Melton honored as research leader

By William J. Cromie
Harvard News Office

Douglas Melton has been named one of Scientific American's 50 national leaders in science and technology for 2004. The Thomas Dudley Cabot Professor of Natural Sciences was recognized for his work over the past year in developing 17 news lines of human embryonic stem cells, part of a long career researching the pancreas and its role in diabetes.

Melton, 51, is co-director of Harvard's Stem Cell Institute and its Center for Genomic Research, as well as an investigator of the Howard Hughes Medical Institute. He and 49 other leaders in research, business, and politics were selected by the science magazine's board of editors working in concert with outside advisers.

The awardees will be honored Nov. 16 at a celebration at the New York Academy of Sciences in New York City. The complete list of winners will be published in the December issue of the magazine and on its Web site at http://www.sciam.com.

"Scientific American believes strongly that the best hope of a safer, healthier, more prosperous world rests in an enlightened use of technology," says Editor in Chief John Rennie. "[This award] is our annual opportunity to salute the people and organizations making that possible through their outstanding efforts as leaders of research, industry, and policy-making."

Melton said he was "delighted" to be part of a group whose previous winners include Roderick MacKinnon, winner of a 2003 Nobel Prize for Chemistry; Burt Rutan, designer and builder of the first commercial space plane, and Steven Jobs, head of Apple Computer Inc.

Melton's other prizes and awards include the Lounsberry Medal from the National Academy of Sciences in 1995, and the Joslin Medal in 2003. He is a member of the National Academy of Sciences and the Institute of Medicine, and the author of more than 100 scientific publications.

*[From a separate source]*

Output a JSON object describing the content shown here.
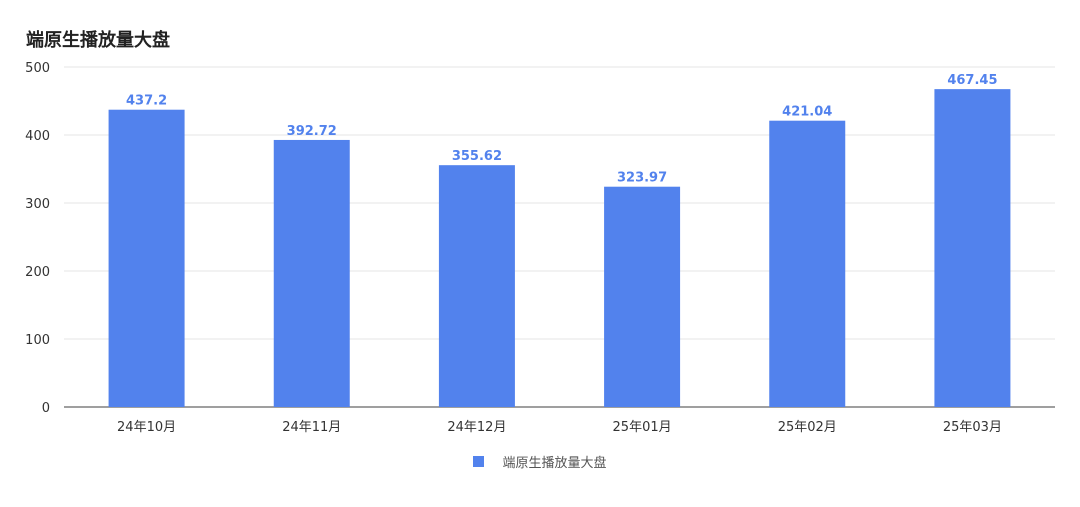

Born in Chicago, Melton earned a bachelor's degree in biology from the University of Illinois. He then went to Cambridge University in England where he received a B.A. in history and philosophy, and a Ph.D. in molecular biology.

Melton came to Harvard in 1981. His research has focused on understanding how the human pancreas develops and to apply that understanding to provide a source of cells to use for treatment of the millions of people with diabetes, including his own two children. Over the past several years this quest has led him to explore and advocate the use of human embryonic stem cells for this purpose.